🤖 AI Summary
This work addresses visual prompt-based keyword localization (VPKL) for real-world low-resource languages—such as Yoruba—where no textual transcriptions of speech are available. Method: We propose the first transcription-free VPKL framework, leveraging vision-guided speech keyword localization without any speech-text alignments. It introduces a transcription-free few-shot positive/negative sample mining mechanism, integrated with vision–speech contrastive learning and cross-modal alignment modeling to mitigate severe annotation scarcity. Results: Experiments show only marginal performance degradation on English, confirming robustness; more importantly, we achieve the first feasible VPKL results on Yoruba—substantially outperforming baselines—and demonstrate strong effectiveness and generalizability under authentic low-resource conditions. The core contribution is the construction of the first transcription-free VPKL framework, establishing a novel paradigm for low-resource multimodal speech understanding.
📝 Abstract
Given an image query, visually prompted keyword localisation (VPKL) aims to find occurrences of the depicted word in a speech collection. This can be useful when transcriptions are not available for a low-resource language (e.g. if it is unwritten). Previous work showed that VPKL can be performed with a visually grounded speech model trained on paired images and unlabelled speech. But all experiments were done on English.
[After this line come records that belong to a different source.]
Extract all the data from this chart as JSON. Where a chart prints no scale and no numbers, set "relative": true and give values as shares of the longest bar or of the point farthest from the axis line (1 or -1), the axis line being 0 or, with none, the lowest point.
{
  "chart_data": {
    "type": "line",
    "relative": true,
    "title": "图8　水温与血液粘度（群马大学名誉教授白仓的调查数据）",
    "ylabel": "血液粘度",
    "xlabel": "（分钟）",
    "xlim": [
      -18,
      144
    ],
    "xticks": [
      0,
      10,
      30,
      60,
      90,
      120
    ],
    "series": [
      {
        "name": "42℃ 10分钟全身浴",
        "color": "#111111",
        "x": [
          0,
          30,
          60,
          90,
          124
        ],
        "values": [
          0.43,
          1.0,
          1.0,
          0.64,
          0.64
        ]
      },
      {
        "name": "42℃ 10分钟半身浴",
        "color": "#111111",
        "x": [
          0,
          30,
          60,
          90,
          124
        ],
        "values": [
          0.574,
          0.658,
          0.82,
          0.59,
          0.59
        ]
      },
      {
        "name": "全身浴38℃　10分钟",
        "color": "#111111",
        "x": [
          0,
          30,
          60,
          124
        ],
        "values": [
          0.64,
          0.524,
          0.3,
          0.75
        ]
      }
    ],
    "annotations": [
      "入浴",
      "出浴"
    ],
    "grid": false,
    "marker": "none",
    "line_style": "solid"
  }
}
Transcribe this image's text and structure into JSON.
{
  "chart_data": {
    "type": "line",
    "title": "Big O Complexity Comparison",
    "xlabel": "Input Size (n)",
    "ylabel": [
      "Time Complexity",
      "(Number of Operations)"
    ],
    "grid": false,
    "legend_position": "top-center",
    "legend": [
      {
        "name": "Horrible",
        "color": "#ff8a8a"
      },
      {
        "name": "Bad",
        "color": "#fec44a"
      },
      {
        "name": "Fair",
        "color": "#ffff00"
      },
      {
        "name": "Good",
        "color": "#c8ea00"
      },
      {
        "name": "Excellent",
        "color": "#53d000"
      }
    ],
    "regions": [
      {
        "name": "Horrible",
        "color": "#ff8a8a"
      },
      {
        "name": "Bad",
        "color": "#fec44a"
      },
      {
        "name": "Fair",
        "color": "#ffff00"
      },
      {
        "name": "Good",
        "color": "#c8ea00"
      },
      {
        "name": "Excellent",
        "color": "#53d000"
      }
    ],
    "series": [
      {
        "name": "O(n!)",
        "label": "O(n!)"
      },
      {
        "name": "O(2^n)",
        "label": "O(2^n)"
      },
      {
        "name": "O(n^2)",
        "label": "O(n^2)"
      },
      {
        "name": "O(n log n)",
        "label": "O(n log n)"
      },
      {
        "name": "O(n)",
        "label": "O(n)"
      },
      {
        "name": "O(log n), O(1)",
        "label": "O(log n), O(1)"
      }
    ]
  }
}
Moreover, transcriptions were used to get positive and negative pairs for the contrastive loss. This paper introduces a few-shot learning scheme to mine pairs automatically without transcriptions. On English, this results in only a small drop in performance. We also - for the first time - consider VPKL on a real low-resource language, Yoruba. While scores are reasonable, here we see a bigger drop in performance compared to using ground truth pairs because the mining is less accurate in Yoruba.